The buoyant E&E industry is among the sectors most negatively impacted, says senior minister
by DASHVEENJIT KAUR/ pic by MUHD AMIN NAHARUL
THE electrical and electronics (E&E) industry has incurred a cumulative loss of RM7.28 billion of GDP due to the Covid-19 pandemic.
Senior Minister (Economic Cluster) Datuk Seri Mohamed Azmin Ali said the buoyant E&E industry, which has been the mainstay and strength of the manufacturing sector and economy, was among the sectors most negatively impacted.
In his address for the Malaysia Productivity Corp webinar series yesterday, Azmin said the cumulative losses incurred by the sector are estimated at RM7.28 billion of GDP, while the impact to exports is estimated at RM29.12 billion.
“The E&E sector is the backbone of the country’s economy and remains a significant contributor totheGDP.
“Its contribution to GDP last year was RM81 billion, constituting 5.8% of the national GDP, while its exports amounted to RM380 billion,” he said.
He said the entire E&E industry in Malaysia, including local large companies, and small and medium enterprises, is part of the global supply chain.
“There is, therefore, no over-stressing the importance of the E&E sector in bolstering our economy.
“At the same time, we need to stand back and take stock of its contribution and explore how best we can add value to it to ensure its strong and sustainable growth,” he added.
According to the Ministry of International Trade and Industry (MITI), Malaysia stands as the seventh- largest E&E exporter in the world today.
Azmin said the government is currently structuring cohesive short, medium and long-term plans to resuscitate the economy.
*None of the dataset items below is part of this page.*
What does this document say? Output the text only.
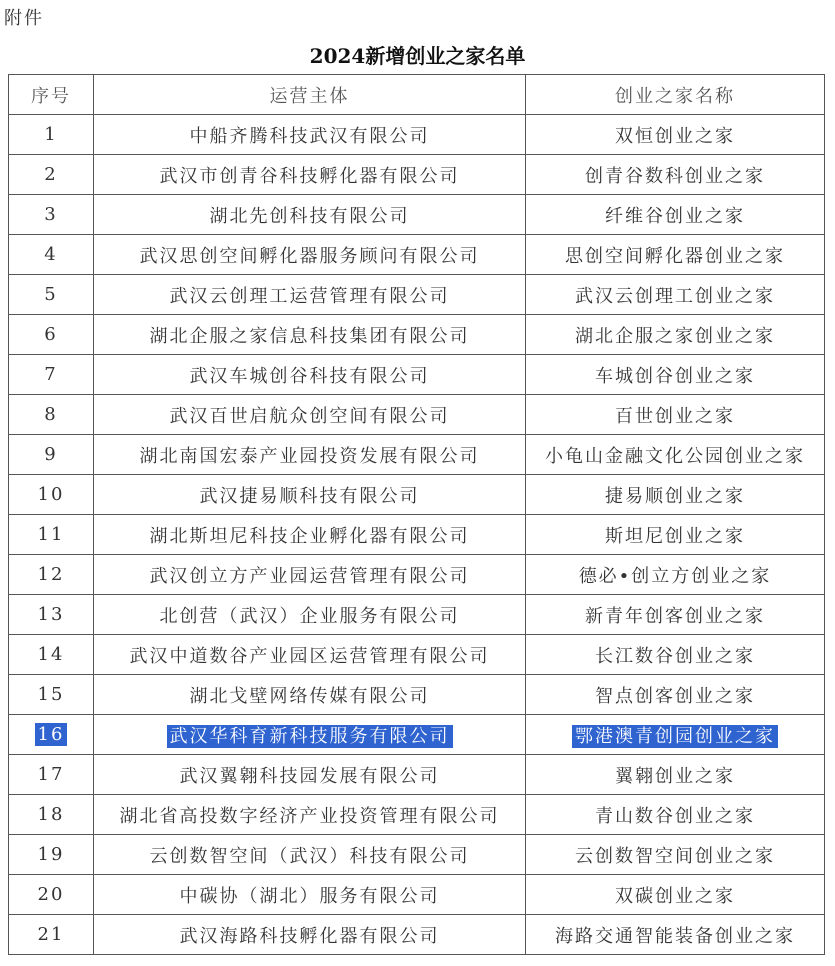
附件
2024新增创业之家名单
序号	运营主体	创业之家名称
1	中船齐腾科技武汉有限公司	双恒创业之家
2	武汉市创青谷科技孵化器有限公司	创青谷数科创业之家
3	湖北先创科技有限公司	纤维谷创业之家
4	武汉思创空间孵化器服务顾问有限公司	思创空间孵化器创业之家
5	武汉云创理工运营管理有限公司	武汉云创理工创业之家
6	湖北企服之家信息科技集团有限公司	湖北企服之家创业之家
7	武汉车城创谷科技有限公司	车城创谷创业之家
8	武汉百世启航众创空间有限公司	百世创业之家
9	湖北南国宏泰产业园投资发展有限公司	小龟山金融文化公园创业之家
10	武汉捷易顺科技有限公司	捷易顺创业之家
11	湖北斯坦尼科技企业孵化器有限公司	斯坦尼创业之家
12	武汉创立方产业园运营管理有限公司	德必•创立方创业之家
13	北创营（武汉）企业服务有限公司	新青年创客创业之家
14	武汉中道数谷产业园区运营管理有限公司	长江数谷创业之家
15	湖北戈壁网络传媒有限公司	智点创客创业之家
16	武汉华科育新科技服务有限公司	鄂港澳青创园创业之家
17	武汉翼翱科技园发展有限公司	翼翱创业之家
18	湖北省高投数字经济产业投资管理有限公司	青山数谷创业之家
19	云创数智空间（武汉）科技有限公司	云创数智空间创业之家
20	中碳协（湖北）服务有限公司	双碳创业之家
21	武汉海路科技孵化器有限公司	海路交通智能装备创业之家
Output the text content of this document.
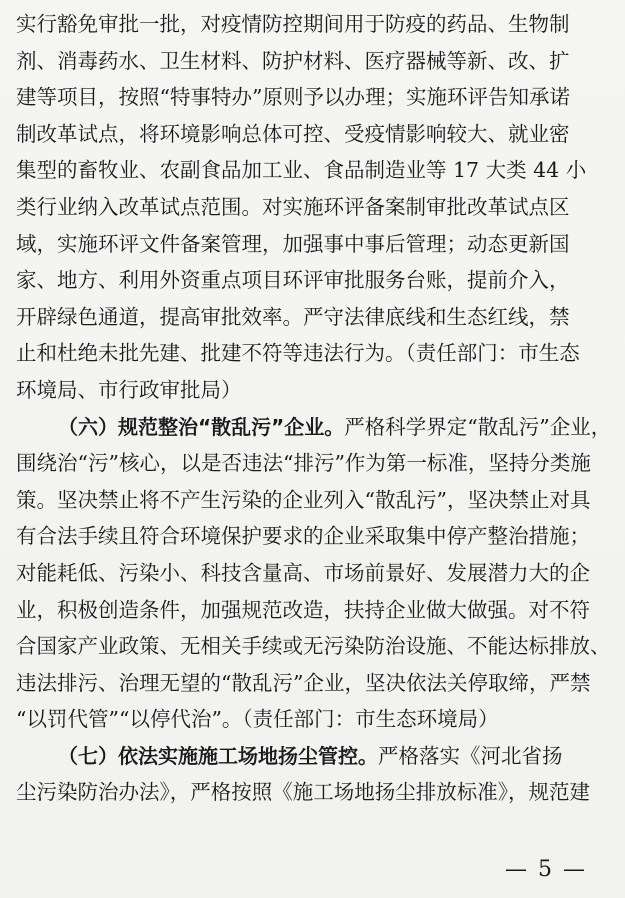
实行豁免审批一批，对疫情防控期间用于防疫的药品、生物制
剂、消毒药水、卫生材料、防护材料、医疗器械等新、改、扩
建等项目，按照“特事特办”原则予以办理；实施环评告知承诺
制改革试点，将环境影响总体可控、受疫情影响较大、就业密
集型的畜牧业、农副食品加工业、食品制造业等 17 大类 44 小
类行业纳入改革试点范围。对实施环评备案制审批改革试点区
域，实施环评文件备案管理，加强事中事后管理；动态更新国
家、地方、利用外资重点项目环评审批服务台账，提前介入，
开辟绿色通道，提高审批效率。严守法律底线和生态红线，禁
止和杜绝未批先建、批建不符等违法行为。（责任部门：市生态
环境局、市行政审批局）
（六）规范整治“散乱污”企业。严格科学界定“散乱污”企业，
围绕治“污”核心，以是否违法“排污”作为第一标准，坚持分类施
策。坚决禁止将不产生污染的企业列入“散乱污”，坚决禁止对具
有合法手续且符合环境保护要求的企业采取集中停产整治措施；
对能耗低、污染小、科技含量高、市场前景好、发展潜力大的企
业，积极创造条件，加强规范改造，扶持企业做大做强。对不符
合国家产业政策、无相关手续或无污染防治设施、不能达标排放、
违法排污、治理无望的“散乱污”企业，坚决依法关停取缔，严禁
“以罚代管”“以停代治”。（责任部门：市生态环境局）
（七）依法实施施工场地扬尘管控。严格落实《河北省扬
尘污染防治办法》，严格按照《施工场地扬尘排放标准》，规范建
— 5 —
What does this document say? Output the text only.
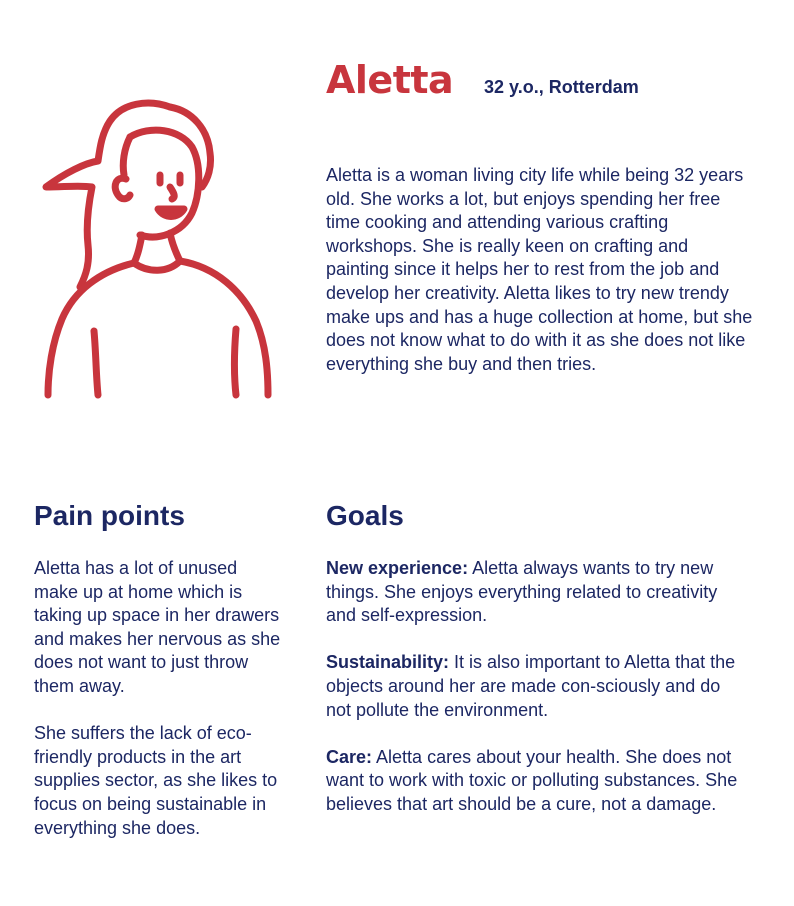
Aletta 32 y.o., Rotterdam

Aletta is a woman living city life while being 32 years old. She works a lot, but enjoys spending her free time cooking and attending various crafting workshops. She is really keen on crafting and painting since it helps her to rest from the job and develop her creativity. Aletta likes to try new trendy make ups and has a huge collection at home, but she does not know what to do with it as she does not like everything she buy and then tries.

Pain points	Goals

Aletta has a lot of unused make up at home which is taking up space in her drawers and makes her nervous as she does not want to just throw them away.

She suffers the lack of eco-friendly products in the art supplies sector, as she likes to focus on being sustainable in everything she does.

New experience: Aletta always wants to try new things. She enjoys everything related to creativity and self-expression.

Sustainability: It is also important to Aletta that the objects around her are made con-sciously and do not pollute the environment.

Care: Aletta cares about your health. She does not want to work with toxic or polluting substances. She believes that art should be a cure, not a damage.
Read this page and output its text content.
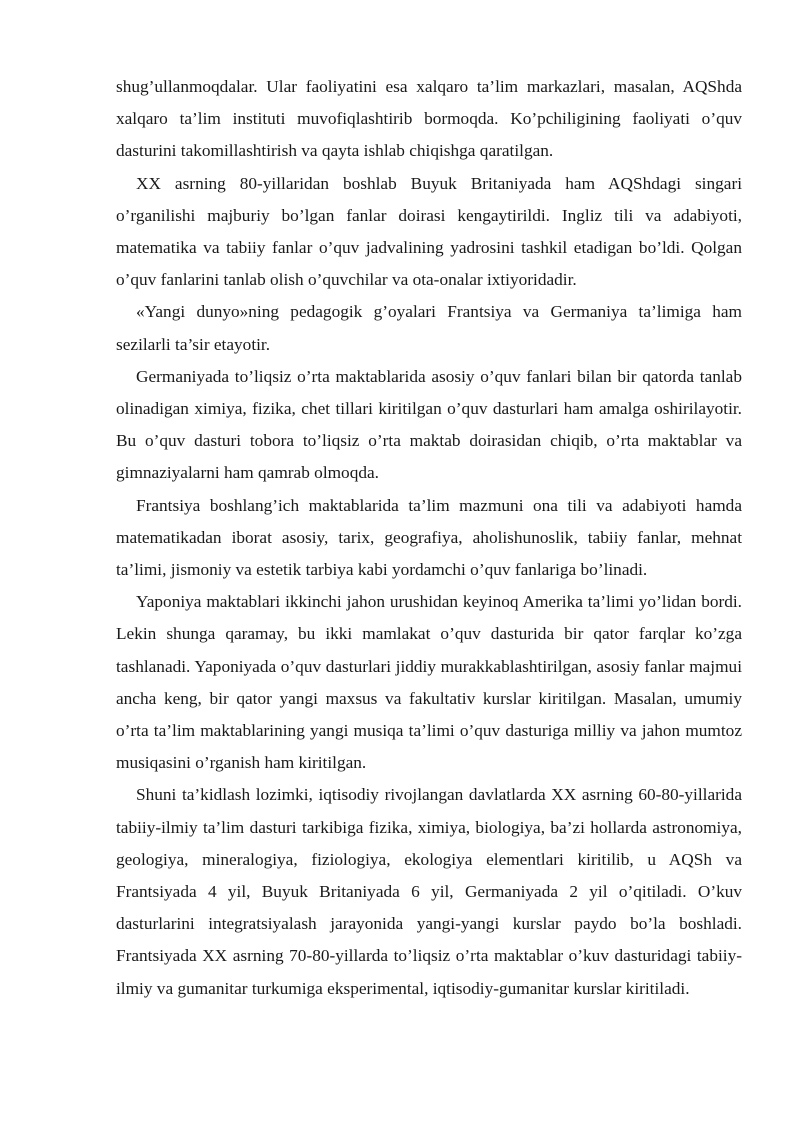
shug’ullanmoqdalar. Ular faoliyatini esa xalqaro ta’lim markazlari, masalan, AQShda xalqaro ta’lim instituti muvofiqlashtirib bormoqda. Ko’pchiligining faoliyati o’quv dasturini takomillashtirish va qayta ishlab chiqishga qaratilgan.

XX asrning 80-yillaridan boshlab Buyuk Britaniyada ham AQShdagi singari o’rganilishi majburiy bo’lgan fanlar doirasi kengaytirildi. Ingliz tili va adabiyoti, matematika va tabiiy fanlar o’quv jadvalining yadrosini tashkil etadigan bo’ldi. Qolgan o’quv fanlarini tanlab olish o’quvchilar va ota-onalar ixtiyoridadir.

«Yangi dunyo»ning pedagogik g’oyalari Frantsiya va Germaniya ta’limiga ham sezilarli ta’sir etayotir.

Germaniyada to’liqsiz o’rta maktablarida asosiy o’quv fanlari bilan bir qatorda tanlab olinadigan ximiya, fizika, chet tillari kiritilgan o’quv dasturlari ham amalga oshirilayotir. Bu o’quv dasturi tobora to’liqsiz o’rta maktab doirasidan chiqib, o’rta maktablar va gimnaziyalarni ham qamrab olmoqda.

Frantsiya boshlang’ich maktablarida ta’lim mazmuni ona tili va adabiyoti hamda matematikadan iborat asosiy, tarix, geografiya, aholishunoslik, tabiiy fanlar, mehnat ta’limi, jismoniy va estetik tarbiya kabi yordamchi o’quv fanlariga bo’linadi.

Yaponiya maktablari ikkinchi jahon urushidan keyinoq Amerika ta’limi yo’lidan bordi. Lekin shunga qaramay, bu ikki mamlakat o’quv dasturida bir qator farqlar ko’zga tashlanadi. Yaponiyada o’quv dasturlari jiddiy murakkablashtirilgan, asosiy fanlar majmui ancha keng, bir qator yangi maxsus va fakultativ kurslar kiritilgan. Masalan, umumiy o’rta ta’lim maktablarining yangi musiqa ta’limi o’quv dasturiga milliy va jahon mumtoz musiqasini o’rganish ham kiritilgan.

Shuni ta’kidlash lozimki, iqtisodiy rivojlangan davlatlarda XX asrning 60-80-yillarida tabiiy-ilmiy ta’lim dasturi tarkibiga fizika, ximiya, biologiya, ba’zi hollarda astronomiya, geologiya, mineralogiya, fiziologiya, ekologiya elementlari kiritilib, u AQSh va Frantsiyada 4 yil, Buyuk Britaniyada 6 yil, Germaniyada 2 yil o’qitiladi. O’kuv dasturlarini integratsiyalash jarayonida yangi-yangi kurslar paydo bo’la boshladi. Frantsiyada XX asrning 70-80-yillarda to’liqsiz o’rta maktablar o’kuv dasturidagi tabiiy-ilmiy va gumanitar turkumiga eksperimental, iqtisodiy-gumanitar kurslar kiritiladi.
“The government has laid out a six-phase plan, called 6R, to achieve the medium and long-term goals, namely, resolve, resilience, restart, recovery, revitalise and reform.
“Resolve was when we implemented the Movement Control Order to control the spread of the virus and resilience was when we launched the RM260 billion Prihatin economic stimulus package,” he said.
The latest phase that is ongoing currently, is the restart phase where almost all economic sectors are allowed to operate.
“It bears repeating that no amount of stimulus can mitigate the huge loss of employment and income unless we open up.
“Following the restart phase is recovery where the government will announce a six-month short- term economic recovery plan by the end of May,” he said.
That will be followed by medium-term revitalisation that would be tabled in the 2021 budget in November.
Azmin said the last step, which is the reform (long-term phase), will be the 12th Malaysia Plan scheduled to be revealed in January 2021.
He also urged the business community to look at the challenges they are facing as an opportunity to add value to their business and that there is no better time than now to fast-track their digitalisation agenda, across all facets of their businesses.
“The fact is that Covid-19 has jolted us to the reality of how crucial and pervasive digitisation is and why we need it more than ever to future-proof our businesses.
“It will help us achieve sustainable economic growth while protecting the environment and the wellbeing of the people,” he added.